About the paternalistic signs, you know, there is something involved there but I have never really thought about it. Recently I took a bus to New York City from Washington DC and right before we got into NY, I saw a huge billboard that said: TRAFFIC IS GOD’S WAY OF TELLING YOU TO SLOW DOWN.
Previously, when I had seen the signs in which Bob Dole spoke about erectile dysfunction, I thought someone had put it up as a gag, but it was real!
I have now seen signs in the subway saying: “YOU CAN LIVE A GOOD LIFE WITHOUT GOD.”
We’re all trying to tell each other something. Sometimes (as with Bob Dole), I don’t want to hear it!
Leander, I thought about that pharmacist a bit earlier this evening, because you asked what he was really trying to do. Imagine if he had said that night, “Miss, you buy an awful lot of caffeine. I worry about you.” And then we could have had the talk.
I would have said, “How kind of you. This very small matter, and you have noticed this about me, and you express your concern. How kind. But you don’t want to know why I do it.”
He could have said, “No, really, I do. It’s not busy tonight. Tell me what’s going on.”
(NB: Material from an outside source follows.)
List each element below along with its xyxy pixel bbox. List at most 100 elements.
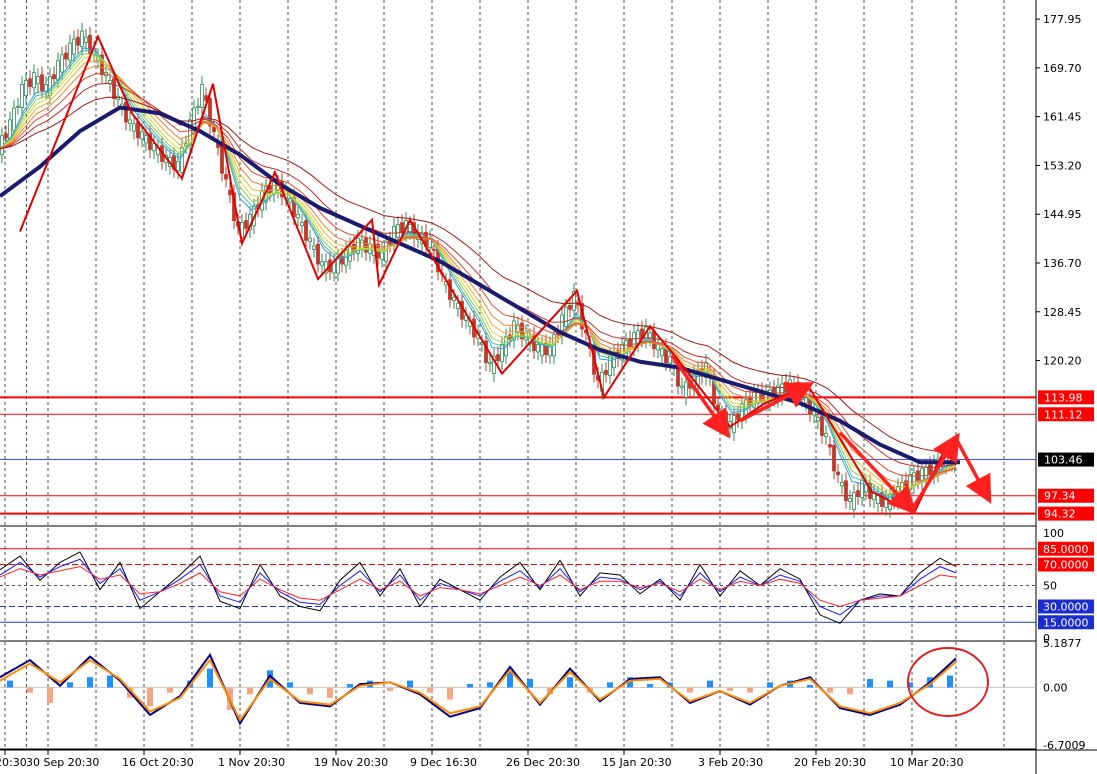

I would have said, “Well, I stupidly married a guy who seemed perfectly all right but I had never met his family. They were immigrants, and we got married before they came over here. Then I was trapped in this situation where he had to show off to his family that he had a rich wife who could buy them whatever they wanted, but he had miscalculated. I was not even rich! So he became very angry and his family and he acted like I had defrauded him to make him marry me and it turned into the world’s worst divorce. I have run out of money for lawyers and have to litigate on my own. It turns out that in Virginia, you can litigate custody over and over again because you can always go to court claiming a “change of circumstances” — I even got sued one time because my ex claimed that the baby was constipated and I couldn’t prove to the court that the child had shat in a timely manner. Meanwhile I work so much overtime I’m always tired. So I depend on caffeine to keep going.”
I would have made it sound funny for him. I might have recited a little rap I had written called “the Constipational Rap.” It went:
Constipation, man, it’s a crime, it’s a sin,
It’s the bitterest condition you could find yourself IN,
’cause it ties your guts in knots when you sit, and you sit,
and you realize, you DON’T GIVE A SHIT!
So he would have come around. He would have sold me the caffeine. His drug store had a little soda fountain type counter, too; he could have bought me a cup of decaff!
We would have parted friends. I wouldn’t have wished ill upon him all these years.
Besides, this and your later comment reminded me of an article by a German director now leading the most well known theater in Vienna, a wonderful woman.
Was, I just noticed, maybe she feels like going back to the province, she has done that before.